Claude Code for Modal Serverless ML — Guide
The Setup
You are deploying machine learning workloads with Modal, a serverless platform designed for ML inference and batch processing. Modal provides GPU containers that scale to zero, custom container images defined in Python, and a Python-native SDK for deploying functions. Claude Code can set up ML infrastructure, but it generates Docker + Kubernetes configurations instead of Modal’s Python-first approach.
What Claude Code Gets Wrong By Default
-
Creates Dockerfiles and Kubernetes manifests. Claude writes Dockerfile, deployment.yaml, and service.yaml for ML serving. Modal replaces all of this with Python decorators —
@app.function(gpu="A100")is the entire infrastructure definition. -
Uses Flask/FastAPI for serving. Claude creates REST API servers for inference. Modal has
@app.web_endpoint()that creates HTTPS endpoints directly — no web framework needed. -
Manages container images separately. Claude writes a Dockerfile for the ML environment. Modal defines images in Python:
modal.Image.debian_slim().pip_install("torch", "transformers")— the image is built and cached by Modal. -
Provisions static GPU instances. Claude sets up always-on GPU servers. Modal scales to zero and cold-starts in seconds — you pay only for active compute, not idle GPUs.

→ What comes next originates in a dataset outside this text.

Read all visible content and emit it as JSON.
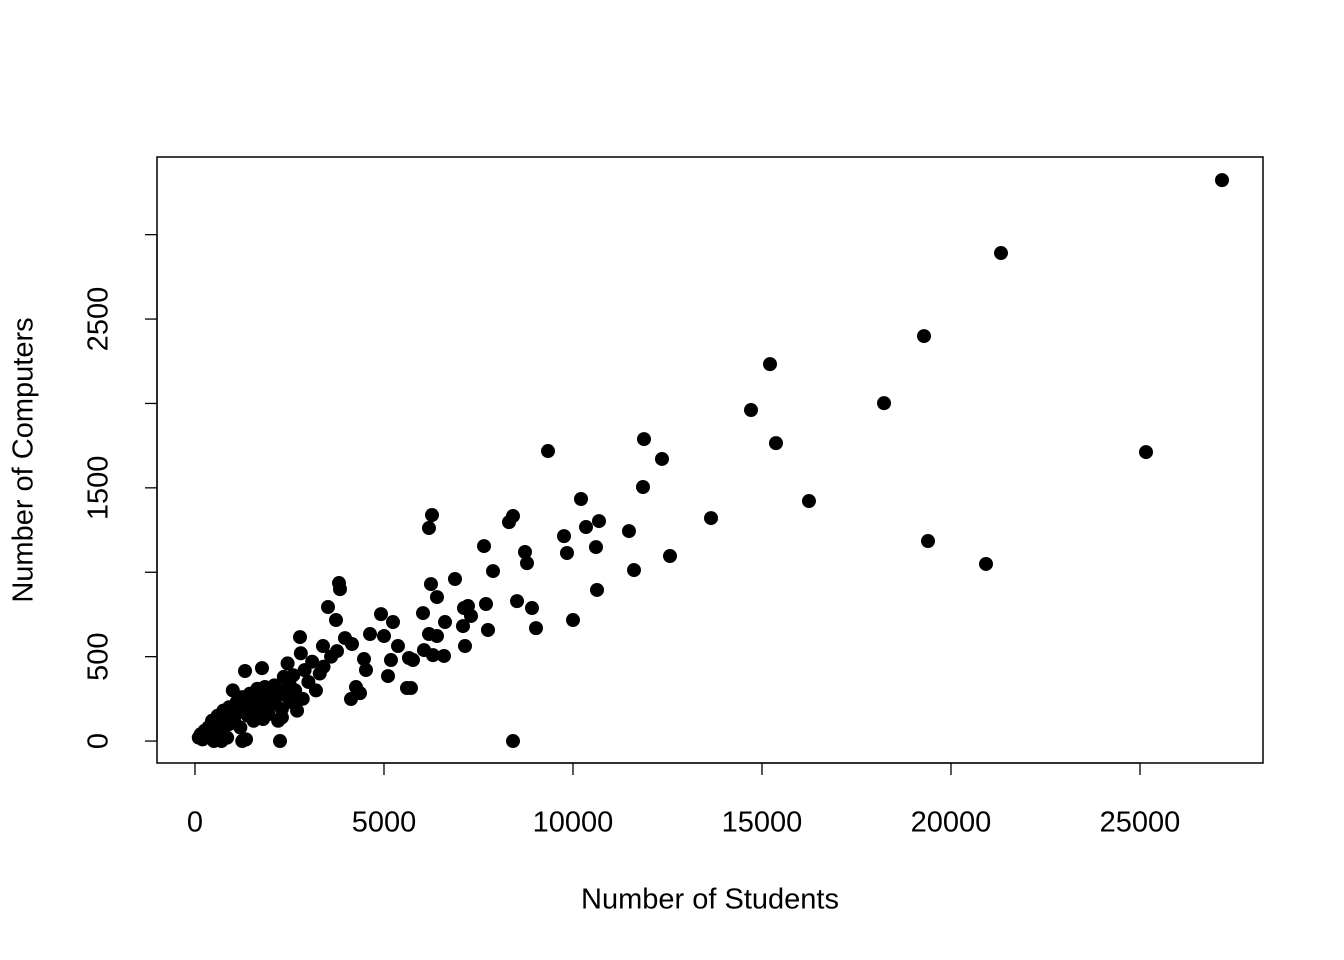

The CLAUDE.md Configuration
# Modal ML Deployment
## Infrastructure
- Platform: Modal (serverless ML compute)
- GPU: A100, H100, T4, L4 on-demand
- Scale: auto-scale to zero, pay per second
- Deploy: modal deploy app.py
## Modal Rules
- App: app = modal.App("my-app")
- Function: @app.function(gpu="A100", image=image)
- Image: modal.Image.debian_slim().pip_install(...)
- Web: @app.web_endpoint() for HTTP endpoints
- Cron: @app.function(schedule=modal.Period(hours=1))
- Volumes: modal.Volume for persistent storage
- Secrets: modal.Secret.from_name("my-secret")
## Conventions
- Define images in Python, not Dockerfiles
- Use @app.cls() for stateful GPU functions (model loading)
- Load model in __enter__, inference in methods
- @modal.enter() for one-time setup per container
- Use volumes for model cache (avoid re-download)
- modal serve app.py for local development
- modal deploy app.py for production
Workflow Example
You want to deploy a text-to-image model for inference. Prompt Claude Code:
“Deploy a Stable Diffusion XL model on Modal with a web endpoint. Use an A100 GPU, cache the model weights in a Modal Volume to avoid re-downloading, and return the generated image as a PNG response. Include a health check endpoint.”
Claude Code should create a Modal app with a custom image installing diffusers and torch, a @app.cls(gpu="A100") class that loads the model in @modal.enter() from a Volume cache, an inference method with @modal.web_endpoint() that accepts a prompt and returns a PNG, and a simple health check endpoint.
Common Pitfalls
-
Re-downloading models on every cold start. Claude loads models from Hugging Face in the function body. Without a Modal Volume for caching, the model downloads on every container start. Use
modal.Volumeto persist model weights across invocations. -
Not using @app.cls for stateful functions. Claude loads the model inside the function on every call. Modal’s
@app.cls()with@modal.enter()loads the model once per container lifecycle — subsequent calls reuse the loaded model. -
Image layer cache invalidation. Claude puts frequently changing code in the image definition. Modal caches image layers — put stable dependencies in the image and dynamic code in the function. Use
modal.Mountfor code that changes between deploys.